EU-Flüchtlingspolitik: Erst helfen, dann verteilen
Verteilung nach Quote, Migration auf Einladung, mehr Geld für Rettungsmissionen - kaum versprochen, gibt es wieder innereuropäischen Streit über die Asylpolitik. Dabei geht es weniger um große Ideen als um schnelle Hilfe. Das hat die EU-Kommission verstanden. Ein Kommentar.
Es ist auf den ersten Blick nicht sehr eindrucksvoll, was die EU-Kommission als ihre neue Flüchtlingspolitik darstellt. Umverteilung wird versprochen. Eine Quotenregelung soll dazu führen, dass Mittelmeerländer wie Italien und Griechenland weniger Bootsflüchtlinge versorgen müssen, von denen dann viele den Weg nach Deutschland finden – die meisten im europäischen Vergleich: 200.000 bei fast 81 Millionen Einwohnern.

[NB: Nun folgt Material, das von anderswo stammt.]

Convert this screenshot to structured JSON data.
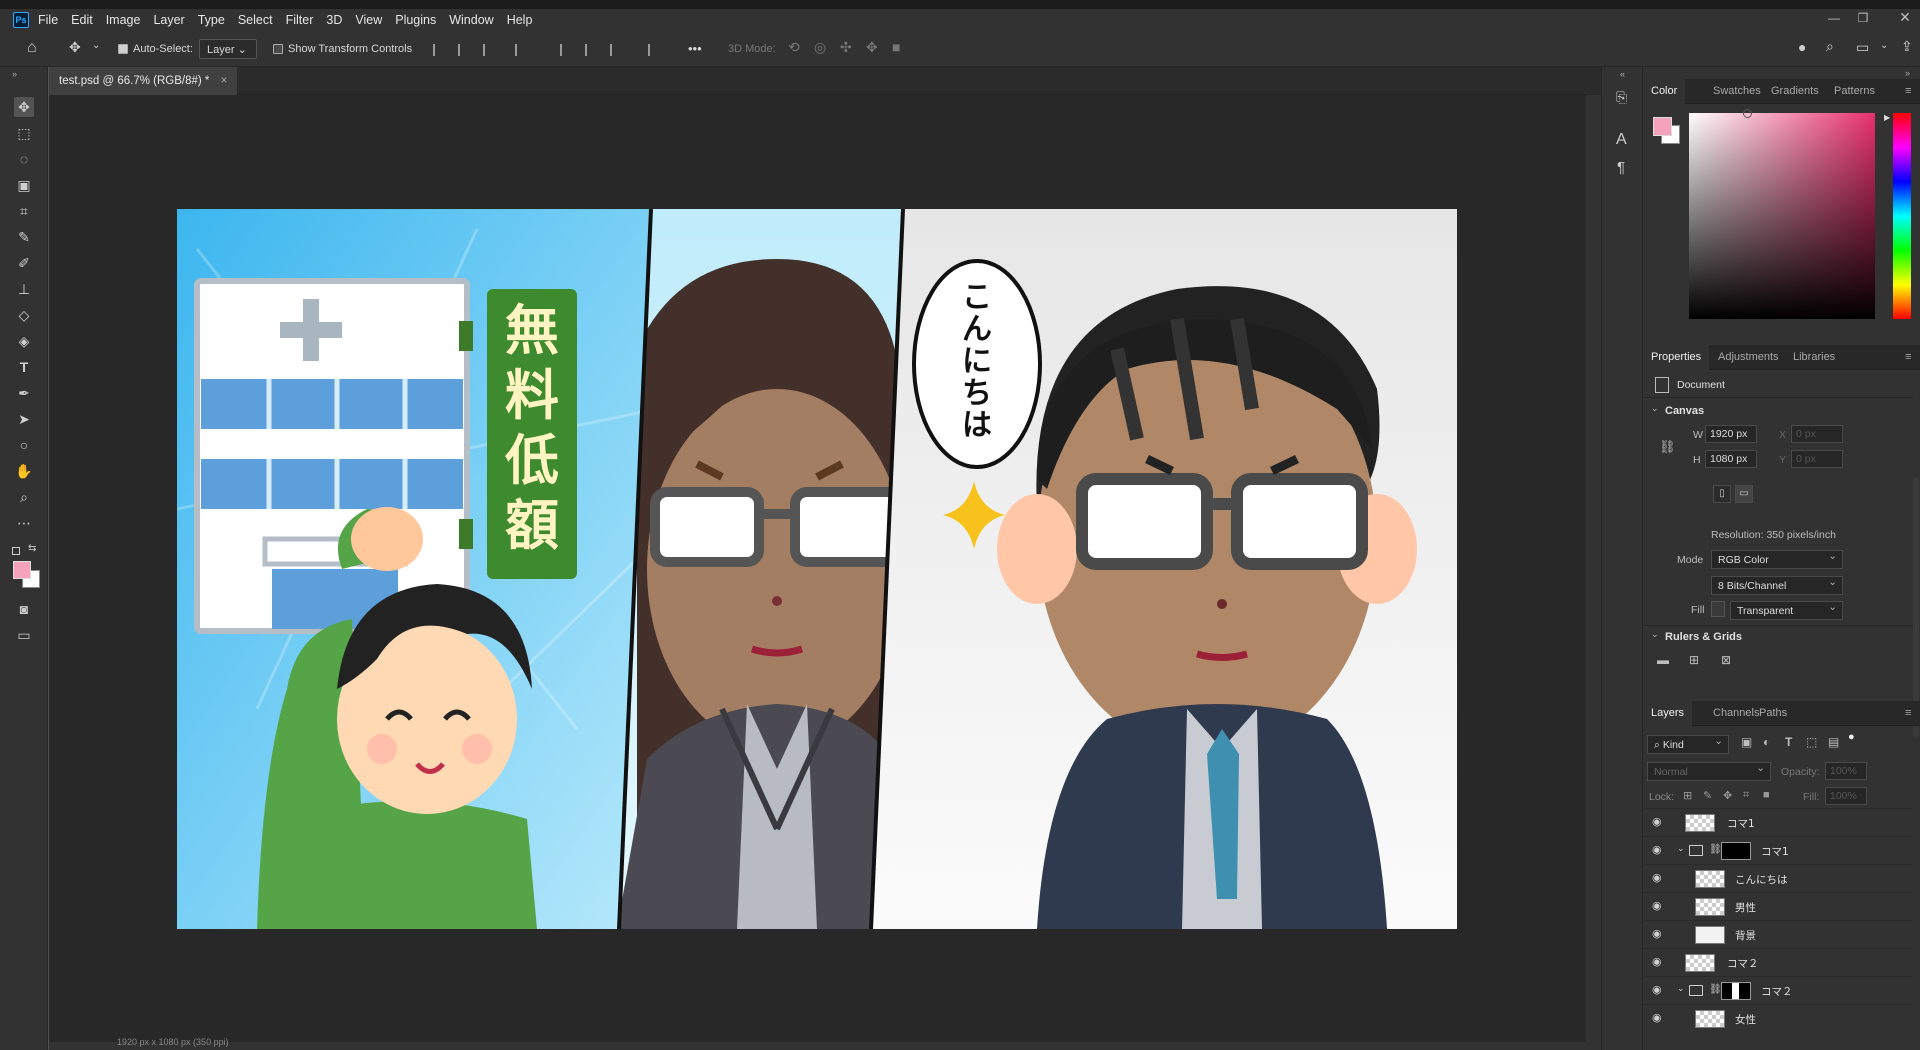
{
  "app": {
    "logo": "Ps"
  },
  "menu": [
    "File",
    "Edit",
    "Image",
    "Layer",
    "Type",
    "Select",
    "Filter",
    "3D",
    "View",
    "Plugins",
    "Window",
    "Help"
  ],
  "window_controls": {
    "minimize": "—",
    "restore": "❐",
    "close": "✕"
  },
  "options": {
    "auto_select_label": "Auto-Select:",
    "auto_select_checked": true,
    "auto_select_target": "Layer",
    "show_transform_label": "Show Transform Controls",
    "show_transform_checked": false,
    "more": "•••",
    "mode_3d_label": "3D Mode:"
  },
  "document_tab": {
    "title": "test.psd @ 66.7% (RGB/8#) *",
    "close": "×"
  },
  "colors": {
    "foreground": "#f5a3bd",
    "background": "#ffffff",
    "hue": "#e8306e"
  },
  "canvas": {
    "speech_bubble": [
      "こ",
      "ん",
      "に",
      "ち",
      "は"
    ],
    "sign": [
      "無",
      "料",
      "低",
      "額"
    ]
  },
  "color_panel": {
    "tabs": [
      "Color",
      "Swatches",
      "Gradients",
      "Patterns"
    ],
    "active": "Color"
  },
  "properties_panel": {
    "tabs": [
      "Properties",
      "Adjustments",
      "Libraries"
    ],
    "active": "Properties",
    "doc_label": "Document",
    "canvas_section": "Canvas",
    "w_label": "W",
    "w_value": "1920 px",
    "h_label": "H",
    "h_value": "1080 px",
    "x_label": "X",
    "x_value": "0 px",
    "y_label": "Y",
    "y_value": "0 px",
    "resolution": "Resolution: 350 pixels/inch",
    "mode_label": "Mode",
    "mode_value": "RGB Color",
    "bits_value": "8 Bits/Channel",
    "fill_label": "Fill",
    "fill_value": "Transparent",
    "rulers_section": "Rulers & Grids"
  },
  "layers_panel": {
    "tabs": [
      "Layers",
      "Channels",
      "Paths"
    ],
    "active": "Layers",
    "kind": "Kind",
    "blend": "Normal",
    "opacity_label": "Opacity:",
    "opacity_value": "100%",
    "lock_label": "Lock:",
    "fill_label": "Fill:",
    "fill_value": "100%",
    "layers": [
      {
        "name": "コマ1",
        "type": "layer",
        "indent": 0
      },
      {
        "name": "コマ1",
        "type": "group",
        "indent": 0
      },
      {
        "name": "こんにちは",
        "type": "layer",
        "indent": 1
      },
      {
        "name": "男性",
        "type": "layer",
        "indent": 1
      },
      {
        "name": "背景",
        "type": "layer",
        "indent": 1
      },
      {
        "name": "コマ２",
        "type": "layer",
        "indent": 0
      },
      {
        "name": "コマ２",
        "type": "group",
        "indent": 0
      },
      {
        "name": "女性",
        "type": "layer",
        "indent": 1
      }
    ]
  },
  "status": {
    "doc_size": "1920 px x 1080 px (350 ppi)"
  }
}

Per Quote, orientiert an der Bevölkerung, der Wirtschaftskraft, der Arbeitslosigkeit, sollen Flüchtlinge von den Aufnahmelagern auch nach Tschechien oder Estland geschickt werden können. Weil die EU-Kommissare wissen, dass sie damit nur an den Symptomen des Flüchtlingselends herumkurieren, verspricht Kommissionspräsident Jean-Claude Juncker etwas Neues – Umsiedlung ohne Lebensgefahr. 20.000 Menschen aus Krisengebieten sollen nach Europa ziehen dürfen. Am konkretesten ist noch der Beschluss der Kommission, den finanziellen Aufwand für die Rettungseinsätze mit Militärschiffen zu verdreifachen.
Profitieren die Menschenschmuggler?
Verteilung nach Quote, Migration auf persönliche Einladung und mehr Geld für Rettungsmissionen sind kaum versprochen, da geht der innereuropäische Streit über die Asylpolitik weiter. Juncker mahnt zur "Solidarität", England wird gleich ausgenommen. Ausgerechnet die britische Außenministerin Theresa May stellt fest, die EU-Flüchtlingspolitik erhöhe für Flüchtlinge den Reiz, sich Menschenschmugglern und deren nur begrenzt seetauglichen Seelenverkäufern anzuvertrauen. Damit hat sie völlig recht und wirkt doch wie eine Zynikerin.
Richtig liegt sie, weil allein die Rettungsmissionen dazu führen werden, dass mehr Menschen aus Syrien, Afghanistan, aus dem Irak und aus afrikanischen Staaten die Horrortour über das Meer überleben. Genauso werden sich professionelle Schlepper ermutigt fühlen, mit dem Leben von Flüchtlingen mehr Geld zu verdienen, wenn das Risiko sinkt, selbst abzusaufen und zu ertrinken. Zynisch wirkt Mays Bewertung des neuen EU-Minimalkonsenses, weil sie selbst sicher weiß, dass es so etwas wie ein richtige Flüchtlingspolitik nicht gibt.
Deutschlands Offenheit
Wie sähe die aus? Auf nationalstaatlicher Ebene mag es möglich sein, mit politischen Entscheidungen Probleme an der Ursache anzugehen – international geht das nicht. Dass weder Europa noch die Vereinigten Staaten fähig wären, den syrischen Bürgerkrieg zu beenden, ist bewiesen. Dass europäische finanzielle und technisches Hilfe für afrikanische Staaten den Menschen, die Hoffnung auf ein besseres Leben haben, die Motive zur Flucht nicht nehmen, ist bewiesen.
Dass jede Regierung immer auch die Stimmung im eigenen Land im Blick haben muss, wenn sie Steuergelder für EU-Politik ausgibt, versteht sich – auch wenn die Deutschen in Anbetracht einer guten Wirtschaftslage heute Offenheit für Asylbewerber demonstrieren. Was derzeit für Deutschland gilt, ist als flüchtlingspolitisches Grundgefühl nicht überall in Europa gleich verbreitet.
So gesehen, ist es weniger erstaunlich, dass von großem Denken in der Asylpolitik nicht viel zu erkennen ist. Aber es geht angesichts des Elends auf den Flüchtlingsbooten und Enge in den Aufnahmelagern Italiens und Griechenlands weniger um große Ideen als um schnelle Hilfe. Die EU-Kommission hat verstanden. Ihr Quoten- und Umsiedlungsbeschluss ist so schlecht nicht.